On the method-dependence of transition state asynchronicity in Diels–Alder reactions

Abstract

This work discusses the dependence of transition state geometries on the choice of quantum chemical optimization method for the extensively studied Diels–Alder reaction. Rather significant differences are observed between post-Hartree–Fock methods and (hybrid) density functional theory, where the latter predicts larger asynchronicities. The results show that the low MP2 asynchronicity observed is likely artificial. Still, there are significant discrepancies between hybrid and pure density functionals. The role of the exchange functional seems to be most prominent in less activated reacting systems, while the importance of the correlation functional seems to increase as they become more activated by, e.g., an electron-donating group on the diene. To correct the dubious MP2 geometries, we employed the SCS-MP2 protocol for transition state optimization, which leads to significantly better results with respect to CCSD/6-31+G(d) level calculations.
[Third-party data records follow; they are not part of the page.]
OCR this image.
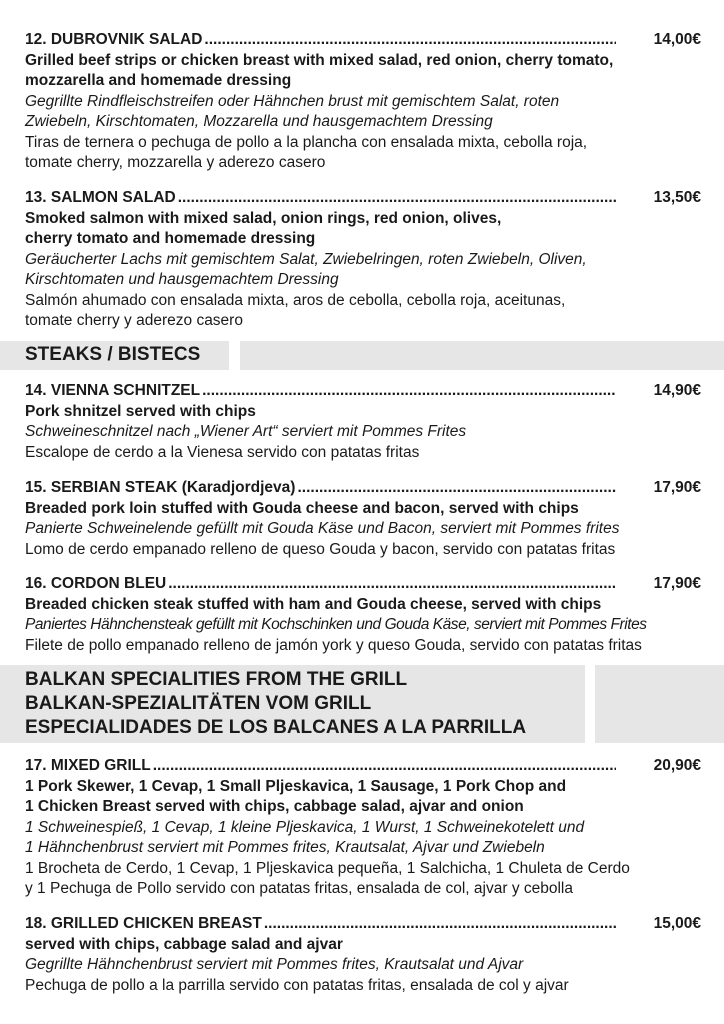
12. DUBROVNIK SALAD .....	14,00€
Grilled beef strips or chicken breast with mixed salad, red onion, cherry tomato,
mozzarella and homemade dressing
Gegrillte Rindfleischstreifen oder Hähnchen brust mit gemischtem Salat, roten
Zwiebeln, Kirschtomaten, Mozzarella und hausgemachtem Dressing
Tiras de ternera o pechuga de pollo a la plancha con ensalada mixta, cebolla roja,
tomate cherry, mozzarella y aderezo casero
13. SALMON SALAD .....	13,50€
Smoked salmon with mixed salad, onion rings, red onion, olives,
cherry tomato and homemade dressing
Geräucherter Lachs mit gemischtem Salat, Zwiebelringen, roten Zwiebeln, Oliven,
Kirschtomaten und hausgemachtem Dressing
Salmón ahumado con ensalada mixta, aros de cebolla, cebolla roja, aceitunas,
tomate cherry y aderezo casero
STEAKS / BISTECS
14. VIENNA SCHNITZEL .....	14,90€
Pork shnitzel served with chips
Schweineschnitzel nach „Wiener Art“ serviert mit Pommes Frites
Escalope de cerdo a la Vienesa servido con patatas fritas
15. SERBIAN STEAK (Karadjordjeva) .....	17,90€
Breaded pork loin stuffed with Gouda cheese and bacon, served with chips
Panierte Schweinelende gefüllt mit Gouda Käse und Bacon, serviert mit Pommes frites
Lomo de cerdo empanado relleno de queso Gouda y bacon, servido con patatas fritas
16. CORDON BLEU .....	17,90€
Breaded chicken steak stuffed with ham and Gouda cheese, served with chips
Paniertes Hähnchensteak gefüllt mit Kochschinken und Gouda Käse, serviert mit Pommes Frites
Filete de pollo empanado relleno de jamón york y queso Gouda, servido con patatas fritas
BALKAN SPECIALITIES FROM THE GRILL
BALKAN-SPEZIALITÄTEN VOM GRILL
ESPECIALIDADES DE LOS BALCANES A LA PARRILLA
17. MIXED GRILL .....	20,90€
1 Pork Skewer, 1 Cevap, 1 Small Pljeskavica, 1 Sausage, 1 Pork Chop and
1 Chicken Breast served with chips, cabbage salad, ajvar and onion
1 Schweinespieß, 1 Cevap, 1 kleine Pljeskavica, 1 Wurst, 1 Schweinekotelett und
1 Hähnchenbrust serviert mit Pommes frites, Krautsalat, Ajvar und Zwiebeln
1 Brocheta de Cerdo, 1 Cevap, 1 Pljeskavica pequeña, 1 Salchicha, 1 Chuleta de Cerdo
y 1 Pechuga de Pollo servido con patatas fritas, ensalada de col, ajvar y cebolla
18. GRILLED CHICKEN BREAST .....	15,00€
served with chips, cabbage salad and ajvar
Gegrillte Hähnchenbrust serviert mit Pommes frites, Krautsalat und Ajvar
Pechuga de pollo a la parrilla servido con patatas fritas, ensalada de col y ajvar
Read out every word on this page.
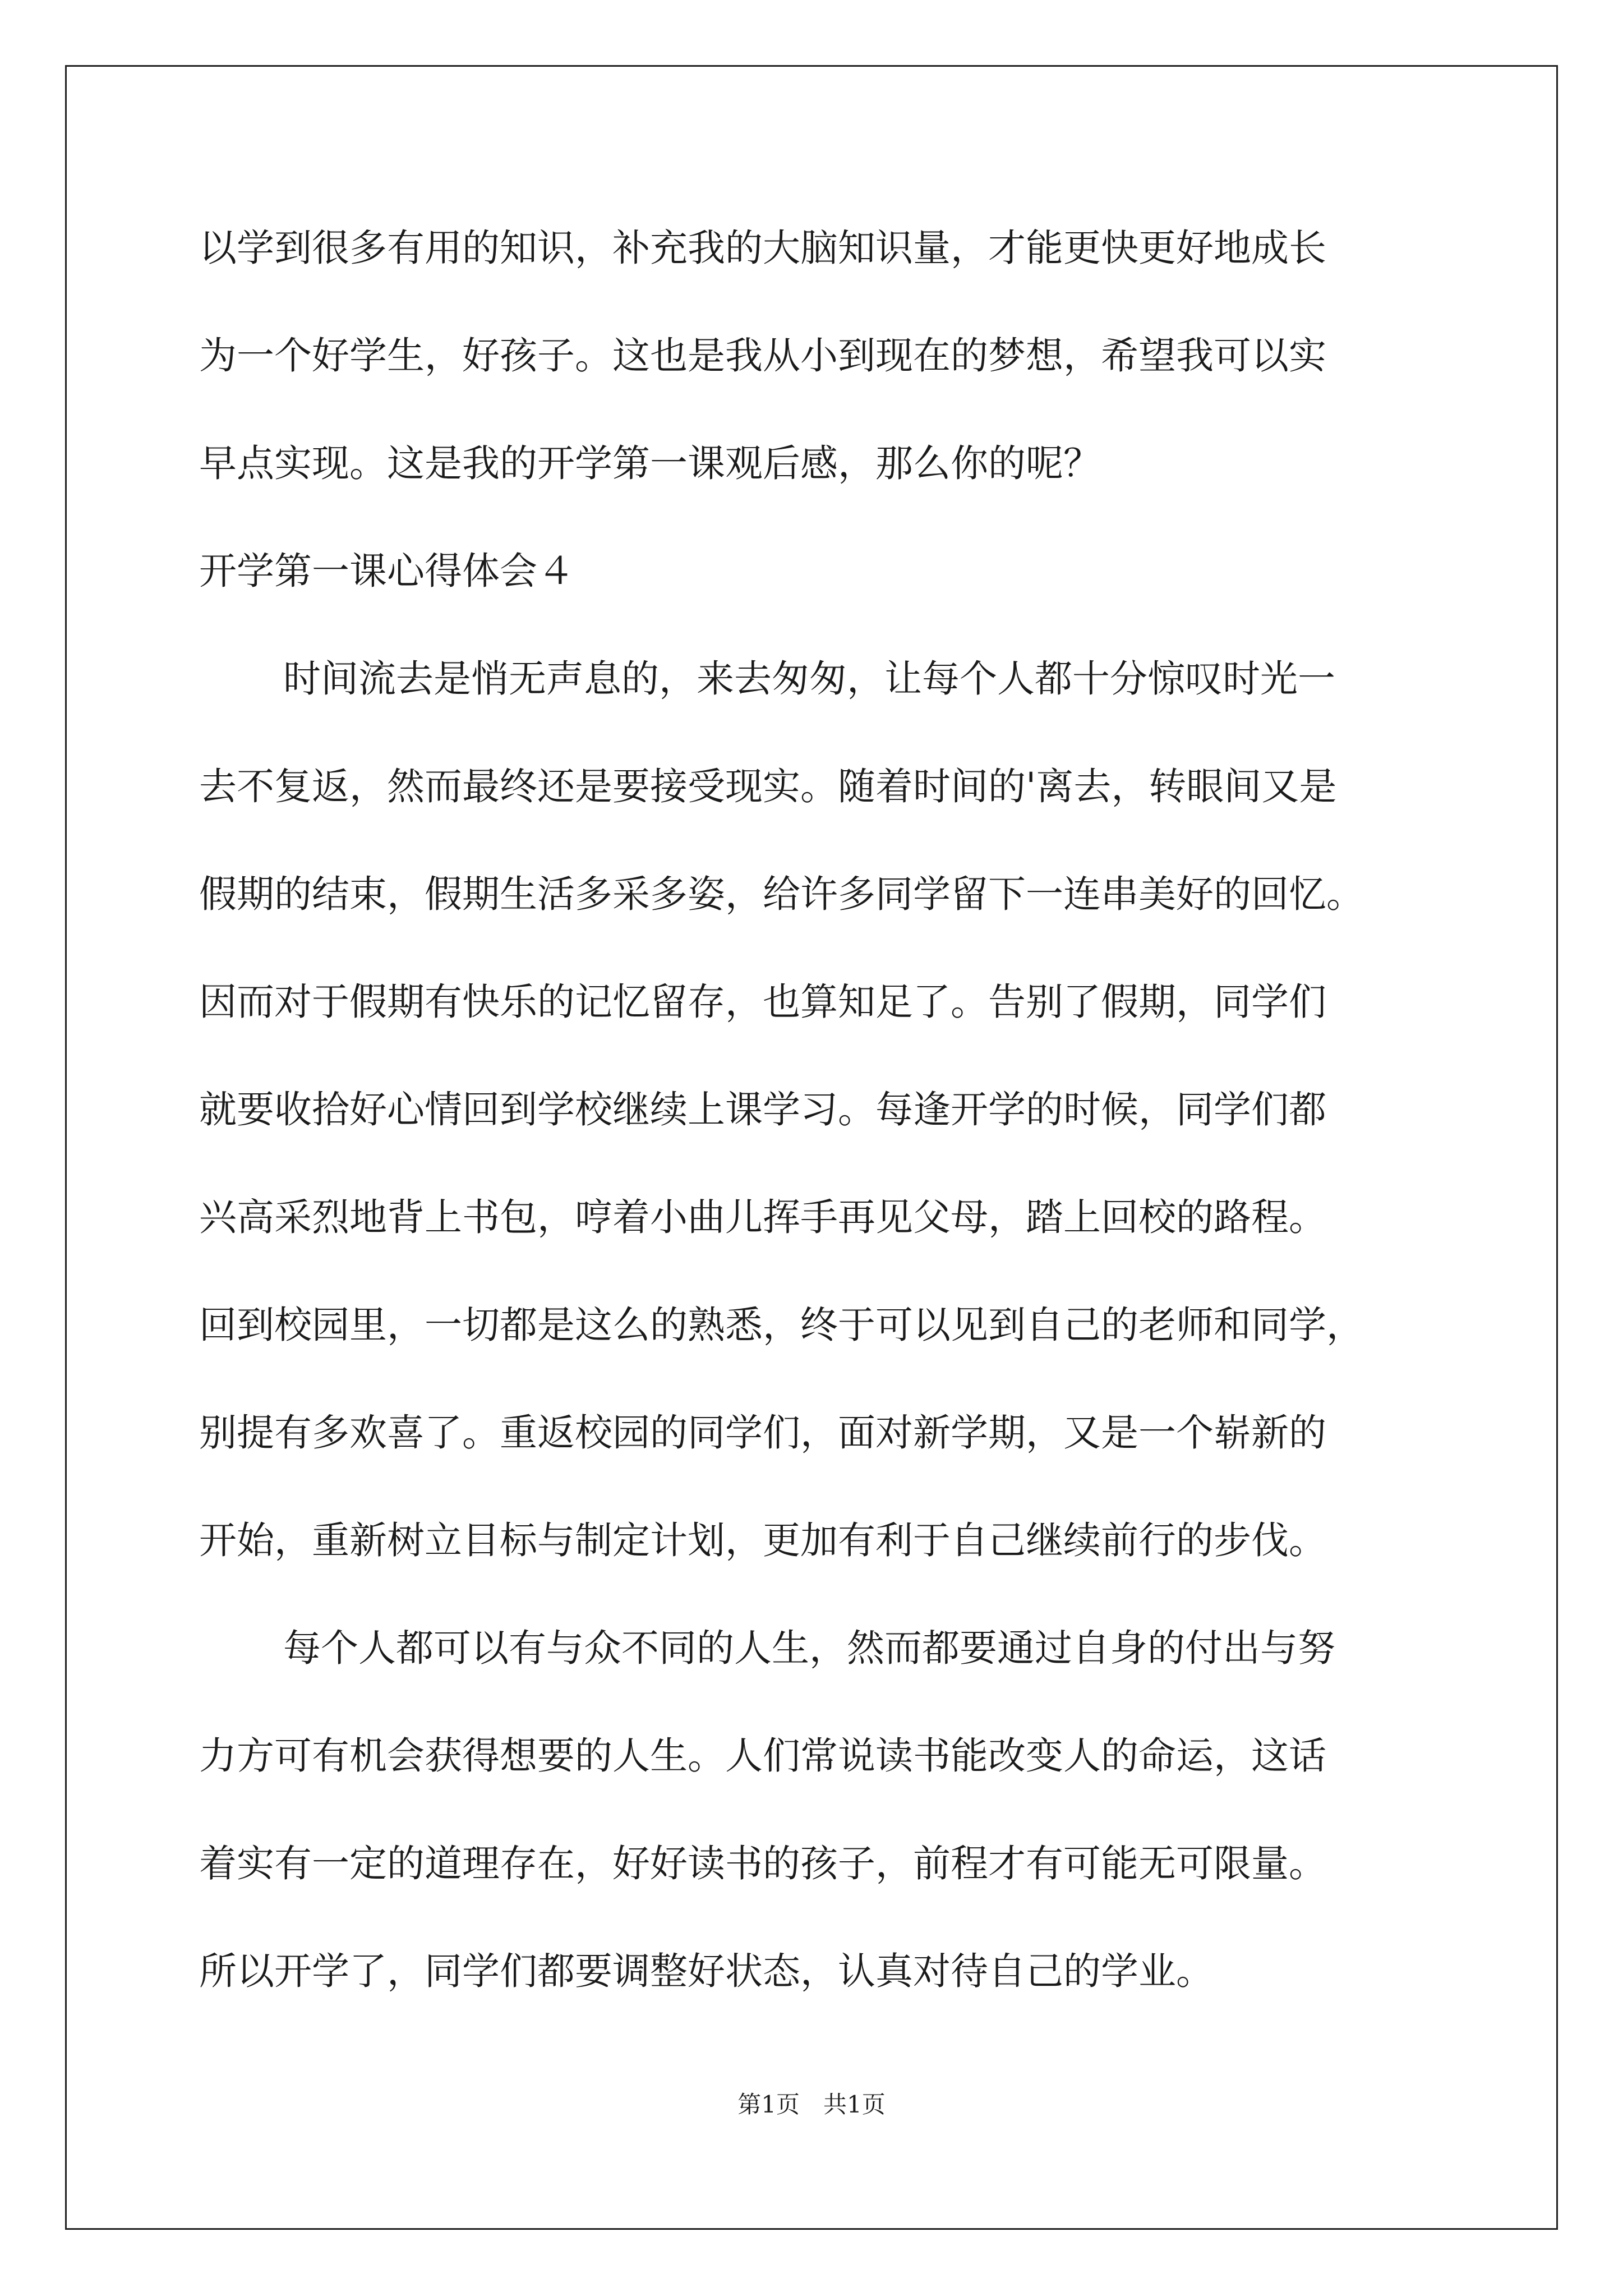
以学到很多有用的知识，补充我的大脑知识量，才能更快更好地成长
为一个好学生，好孩子。这也是我从小到现在的梦想，希望我可以实
早点实现。这是我的开学第一课观后感，那么你的呢？
开学第一课心得体会４
时间流去是悄无声息的，来去匆匆，让每个人都十分惊叹时光一
去不复返，然而最终还是要接受现实。随着时间的'离去，转眼间又是
假期的结束，假期生活多采多姿，给许多同学留下一连串美好的回忆。
因而对于假期有快乐的记忆留存，也算知足了。告别了假期，同学们
就要收拾好心情回到学校继续上课学习。每逢开学的时候，同学们都
兴高采烈地背上书包，哼着小曲儿挥手再见父母，踏上回校的路程。
回到校园里，一切都是这么的熟悉，终于可以见到自己的老师和同学，
别提有多欢喜了。重返校园的同学们，面对新学期，又是一个崭新的
开始，重新树立目标与制定计划，更加有利于自己继续前行的步伐。
每个人都可以有与众不同的人生，然而都要通过自身的付出与努
力方可有机会获得想要的人生。人们常说读书能改变人的命运，这话
着实有一定的道理存在，好好读书的孩子，前程才有可能无可限量。
所以开学了，同学们都要调整好状态，认真对待自己的学业。
第1页　共1页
We conclude that in order for hybrid functionals to give descriptions consistent with the sample post-Hartree–Fock methods, a balanced combination of both Hartree–Fock exchange (with a couple of exceptions) and a well-behaved correlation functional is required. Given that the benchmark CCSD/6-31+G(d) geometries are sufficient representations, the best geometries were obtained using ωB97X(D), B2PLYP(D) and M06-2X.